Three miles up the river Thames from the centre of Oxford, some distance from where the great colleges of Jordan, Gabriel, Balliol, and two dozen others contended for mastery in the boat races, out where the city was only a collection of towers and spires in the distance over the misty levels of Port Meadow, there stood the priory of Godstow, where the gentle nuns went about their only business; and on the opposite bank from the priory there was an inn called the Trout.
– Opening sentence
When Philip Pullman announced that he was releasing The Book of Dust, I was beyond excited. I first read the original His Dark Materials trilogy during my teenage years and, like many others, immediately fell in love. It is one of the few series that I regularly go back to, and each time I discover something new that I either missed or mistook.
Such is my love for His Dark Materials, that I purposely avoided watching the film adaptation (The Golden Compass, 2007), because I knew not even the most talented of production crews would be able to reproduce the detailed and vivid imagery I hold dear in my own head (Indeed, the film was torn apart by an army of loyal readers).
Despite being set 10 years before Northern Lights, Pullman himself describes La Belle Sauvage not as a prequel, but rather as an ‘equel’ – a new story that stands beside the previous trilogy (whatever that means).
However, since reading this latest instalment, I would say that La Belle Sauvage pretty much IS a prequel, as it tells the origin story of Lyra (the main protagonist in His Dark Materials).
In La Belle Sauvage we are introduced to Malcolm, an instantly likeable 11-year-old boy who is both practical and clever. Living a simple life assisting his parents at The Trout Inn, Malcolm is one day thrust – quite by accident – into a world of spies and secret underground movements.
His Dark Materials has been controversial since it’s release for its themes of politics and religion, and La Belle Sauvage doesn’t shy away from this either.
Set in a totalitarian-like society governed by the religious Magisterium, the scientific study of a particle believed to be consciousness – known as Dust – is highly illegal. Those who strive to uncover it’s secrets do so in the knowledge that they are being hunted by the feared Consistorial Court of Discipline (CCD).
Therefore, at its core La Belle Sauvage is about the challenging authority and fighting for the right to free speech and scientific discovery. But it’s not laid on so thick. For the face-value reader, it’s about Malcolm attempting to get Lyra to safety, traversing a huge flood in his small boat with only Alice – the kitchen hand who he seldom gets on with – for company, and a scary villain hot on his tail.
This villain is much darker than previous villain’s encountered within the original trilogy. In Pullman’s universe, every person has a daemon – an extension of one’s self which is in the form of an animal. Bonneville, a disgraced scientist, has a foul, deformed hyena for a daemon, prone to defecating and bouts of uncontrollable, sinister laughter.
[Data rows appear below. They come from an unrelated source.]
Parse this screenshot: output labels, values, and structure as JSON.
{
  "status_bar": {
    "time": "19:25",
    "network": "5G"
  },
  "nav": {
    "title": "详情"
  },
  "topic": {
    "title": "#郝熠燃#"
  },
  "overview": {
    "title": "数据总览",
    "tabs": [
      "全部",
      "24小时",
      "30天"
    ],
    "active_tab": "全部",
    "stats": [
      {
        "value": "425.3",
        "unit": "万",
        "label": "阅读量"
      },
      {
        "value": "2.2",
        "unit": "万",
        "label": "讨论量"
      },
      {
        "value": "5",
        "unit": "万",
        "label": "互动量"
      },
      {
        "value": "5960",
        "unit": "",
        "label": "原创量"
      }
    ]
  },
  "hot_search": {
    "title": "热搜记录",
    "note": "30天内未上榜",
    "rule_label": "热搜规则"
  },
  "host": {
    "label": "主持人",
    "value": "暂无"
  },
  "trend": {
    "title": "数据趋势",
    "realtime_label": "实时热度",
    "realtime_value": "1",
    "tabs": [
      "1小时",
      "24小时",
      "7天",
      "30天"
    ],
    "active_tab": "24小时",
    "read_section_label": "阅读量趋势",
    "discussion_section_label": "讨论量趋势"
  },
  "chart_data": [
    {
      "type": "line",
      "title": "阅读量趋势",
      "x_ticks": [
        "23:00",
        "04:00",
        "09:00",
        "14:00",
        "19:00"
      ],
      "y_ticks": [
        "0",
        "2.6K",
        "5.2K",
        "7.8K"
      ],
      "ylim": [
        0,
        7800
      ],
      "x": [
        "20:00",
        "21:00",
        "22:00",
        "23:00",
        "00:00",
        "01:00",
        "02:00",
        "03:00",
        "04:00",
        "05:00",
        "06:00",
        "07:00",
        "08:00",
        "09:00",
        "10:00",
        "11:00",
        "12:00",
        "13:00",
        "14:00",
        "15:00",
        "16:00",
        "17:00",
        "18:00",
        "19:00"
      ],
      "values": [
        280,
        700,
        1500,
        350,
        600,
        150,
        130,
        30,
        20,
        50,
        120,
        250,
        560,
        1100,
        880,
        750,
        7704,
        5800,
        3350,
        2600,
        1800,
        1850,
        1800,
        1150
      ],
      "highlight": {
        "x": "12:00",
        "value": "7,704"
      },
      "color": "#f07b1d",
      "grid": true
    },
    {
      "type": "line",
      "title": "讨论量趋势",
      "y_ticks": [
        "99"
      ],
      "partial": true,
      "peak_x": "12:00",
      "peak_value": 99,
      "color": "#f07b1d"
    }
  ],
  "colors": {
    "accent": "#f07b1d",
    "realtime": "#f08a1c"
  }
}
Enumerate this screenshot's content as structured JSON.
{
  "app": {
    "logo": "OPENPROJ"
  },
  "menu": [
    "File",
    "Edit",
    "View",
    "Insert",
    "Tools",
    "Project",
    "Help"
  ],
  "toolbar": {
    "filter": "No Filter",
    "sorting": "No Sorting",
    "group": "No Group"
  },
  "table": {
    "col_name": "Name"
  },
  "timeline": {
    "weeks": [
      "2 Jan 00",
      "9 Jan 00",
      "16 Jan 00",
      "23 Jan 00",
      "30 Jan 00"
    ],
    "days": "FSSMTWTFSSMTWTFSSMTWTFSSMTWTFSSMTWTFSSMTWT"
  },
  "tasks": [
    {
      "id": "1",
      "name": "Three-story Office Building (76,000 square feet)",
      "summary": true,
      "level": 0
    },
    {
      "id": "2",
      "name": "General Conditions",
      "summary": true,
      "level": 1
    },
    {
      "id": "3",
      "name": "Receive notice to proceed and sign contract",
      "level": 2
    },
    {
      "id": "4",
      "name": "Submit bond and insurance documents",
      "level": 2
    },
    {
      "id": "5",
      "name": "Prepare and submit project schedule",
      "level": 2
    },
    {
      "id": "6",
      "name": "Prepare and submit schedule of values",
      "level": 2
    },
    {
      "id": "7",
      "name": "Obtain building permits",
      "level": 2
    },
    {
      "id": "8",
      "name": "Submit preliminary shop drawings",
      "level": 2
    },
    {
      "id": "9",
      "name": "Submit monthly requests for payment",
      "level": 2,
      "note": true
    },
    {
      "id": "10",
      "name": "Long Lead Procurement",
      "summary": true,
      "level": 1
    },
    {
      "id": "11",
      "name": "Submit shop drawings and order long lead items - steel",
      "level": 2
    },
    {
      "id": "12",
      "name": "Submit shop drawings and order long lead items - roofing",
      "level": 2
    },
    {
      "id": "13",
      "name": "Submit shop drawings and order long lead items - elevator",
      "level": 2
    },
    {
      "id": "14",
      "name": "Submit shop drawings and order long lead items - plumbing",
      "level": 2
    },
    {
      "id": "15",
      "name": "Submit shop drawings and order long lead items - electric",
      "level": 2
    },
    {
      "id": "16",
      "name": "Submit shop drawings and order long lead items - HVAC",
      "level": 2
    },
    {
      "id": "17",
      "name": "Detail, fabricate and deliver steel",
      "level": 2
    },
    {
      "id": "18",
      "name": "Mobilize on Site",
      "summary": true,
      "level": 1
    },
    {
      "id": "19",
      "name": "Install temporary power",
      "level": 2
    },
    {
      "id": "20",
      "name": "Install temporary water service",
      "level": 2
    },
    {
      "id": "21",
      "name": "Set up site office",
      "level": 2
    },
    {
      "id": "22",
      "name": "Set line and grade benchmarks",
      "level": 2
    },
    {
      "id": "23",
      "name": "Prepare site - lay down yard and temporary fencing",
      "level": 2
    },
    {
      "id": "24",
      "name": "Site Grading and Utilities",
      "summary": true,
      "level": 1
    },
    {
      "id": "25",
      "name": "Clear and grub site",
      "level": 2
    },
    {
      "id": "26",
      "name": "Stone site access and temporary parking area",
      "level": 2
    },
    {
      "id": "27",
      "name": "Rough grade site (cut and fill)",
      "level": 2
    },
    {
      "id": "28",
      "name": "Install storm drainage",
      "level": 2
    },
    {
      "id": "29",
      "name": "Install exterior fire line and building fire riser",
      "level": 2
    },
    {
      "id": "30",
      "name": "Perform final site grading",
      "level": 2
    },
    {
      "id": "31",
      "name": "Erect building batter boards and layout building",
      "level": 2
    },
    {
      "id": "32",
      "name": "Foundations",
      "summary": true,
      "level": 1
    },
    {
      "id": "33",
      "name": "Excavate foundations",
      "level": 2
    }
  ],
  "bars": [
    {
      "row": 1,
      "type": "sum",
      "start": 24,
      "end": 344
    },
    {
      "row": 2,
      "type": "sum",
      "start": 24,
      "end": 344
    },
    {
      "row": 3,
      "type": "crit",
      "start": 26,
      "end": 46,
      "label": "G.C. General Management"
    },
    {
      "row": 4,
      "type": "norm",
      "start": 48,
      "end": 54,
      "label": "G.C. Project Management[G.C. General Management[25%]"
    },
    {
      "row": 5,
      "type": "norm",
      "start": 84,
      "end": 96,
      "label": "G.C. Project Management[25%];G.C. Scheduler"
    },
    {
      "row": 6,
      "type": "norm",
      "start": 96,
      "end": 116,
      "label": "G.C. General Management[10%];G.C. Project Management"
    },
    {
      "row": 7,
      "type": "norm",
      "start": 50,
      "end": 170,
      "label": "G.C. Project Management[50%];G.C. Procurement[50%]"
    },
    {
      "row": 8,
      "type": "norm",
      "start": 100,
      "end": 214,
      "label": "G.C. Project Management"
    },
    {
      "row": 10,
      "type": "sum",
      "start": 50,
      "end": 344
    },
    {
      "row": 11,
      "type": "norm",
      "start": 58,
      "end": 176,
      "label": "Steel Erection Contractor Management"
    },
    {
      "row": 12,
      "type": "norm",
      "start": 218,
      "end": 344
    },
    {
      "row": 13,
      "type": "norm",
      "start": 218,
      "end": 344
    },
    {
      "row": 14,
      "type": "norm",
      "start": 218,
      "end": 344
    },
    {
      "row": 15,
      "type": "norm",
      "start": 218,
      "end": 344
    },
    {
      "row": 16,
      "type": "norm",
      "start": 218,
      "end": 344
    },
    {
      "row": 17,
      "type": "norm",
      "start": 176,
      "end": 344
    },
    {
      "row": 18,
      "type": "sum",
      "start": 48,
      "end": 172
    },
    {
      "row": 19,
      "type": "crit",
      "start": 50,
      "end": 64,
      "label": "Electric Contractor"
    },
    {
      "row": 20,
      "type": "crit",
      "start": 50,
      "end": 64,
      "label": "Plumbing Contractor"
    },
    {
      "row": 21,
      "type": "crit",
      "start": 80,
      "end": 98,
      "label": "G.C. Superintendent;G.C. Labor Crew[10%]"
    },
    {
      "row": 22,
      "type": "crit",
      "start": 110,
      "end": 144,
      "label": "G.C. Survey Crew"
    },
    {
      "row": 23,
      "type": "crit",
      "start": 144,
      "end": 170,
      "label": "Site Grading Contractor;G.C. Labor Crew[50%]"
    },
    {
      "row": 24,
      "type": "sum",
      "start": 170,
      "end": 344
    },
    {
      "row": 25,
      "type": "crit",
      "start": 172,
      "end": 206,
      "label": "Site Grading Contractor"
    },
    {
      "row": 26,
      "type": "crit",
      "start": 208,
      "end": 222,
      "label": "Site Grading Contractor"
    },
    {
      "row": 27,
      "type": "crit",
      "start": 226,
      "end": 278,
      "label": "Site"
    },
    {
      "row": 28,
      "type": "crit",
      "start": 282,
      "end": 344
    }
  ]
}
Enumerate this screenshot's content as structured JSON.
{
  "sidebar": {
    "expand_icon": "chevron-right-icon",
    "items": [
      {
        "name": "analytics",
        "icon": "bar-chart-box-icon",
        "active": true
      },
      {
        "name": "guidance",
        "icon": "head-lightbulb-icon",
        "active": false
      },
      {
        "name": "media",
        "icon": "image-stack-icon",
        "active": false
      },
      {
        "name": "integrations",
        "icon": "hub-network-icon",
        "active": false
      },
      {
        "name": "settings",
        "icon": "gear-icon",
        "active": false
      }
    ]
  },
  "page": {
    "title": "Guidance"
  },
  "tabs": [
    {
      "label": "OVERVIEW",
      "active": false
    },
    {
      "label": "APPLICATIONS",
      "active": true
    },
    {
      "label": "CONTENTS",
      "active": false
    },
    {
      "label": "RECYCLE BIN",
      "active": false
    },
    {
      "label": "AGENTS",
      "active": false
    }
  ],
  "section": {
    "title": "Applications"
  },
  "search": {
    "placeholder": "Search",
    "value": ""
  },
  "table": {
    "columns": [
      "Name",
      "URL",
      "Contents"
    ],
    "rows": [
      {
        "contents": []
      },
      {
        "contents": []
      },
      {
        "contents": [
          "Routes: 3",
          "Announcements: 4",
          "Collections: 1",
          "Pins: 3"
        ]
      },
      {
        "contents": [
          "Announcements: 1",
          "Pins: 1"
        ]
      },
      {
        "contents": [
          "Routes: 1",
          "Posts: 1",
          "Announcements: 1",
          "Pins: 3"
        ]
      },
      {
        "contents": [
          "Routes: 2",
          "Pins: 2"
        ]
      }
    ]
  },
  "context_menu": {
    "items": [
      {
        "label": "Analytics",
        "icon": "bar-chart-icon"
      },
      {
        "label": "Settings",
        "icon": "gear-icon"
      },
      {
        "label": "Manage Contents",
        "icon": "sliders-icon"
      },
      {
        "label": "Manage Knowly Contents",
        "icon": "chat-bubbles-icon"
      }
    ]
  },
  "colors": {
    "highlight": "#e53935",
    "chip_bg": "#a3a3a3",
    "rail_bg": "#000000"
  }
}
Everything about Bonneville made me uneasy, and his presence set the tone for a darker trilogy than the first (which is exciting, but a little bit scary as well!).
I think the best thing about Pullman’s writing is how seamless it is. It flows so naturally that you don’t even notice it, allowing the reader to become fully immersed in the story. I felt like I was physically with Malcolm every step of the way, enduring his struggles and his sadness, and revelling in the small victories and episodes of excitement.
I challenge anyone to read this and not fall in love.(5 / 5)
In the sudden silence, Lyra began to cry.
– Final sentence
Pullman has announced that the next instalment, The Secret Commonwealth, will take place a decade after The Amber Spyglass. Despite already written, we’ve got to wait a whole year before we can get our hands on it (Although if it’s anything as good as La Belle Sauvage, it’ll be worth the wait.)!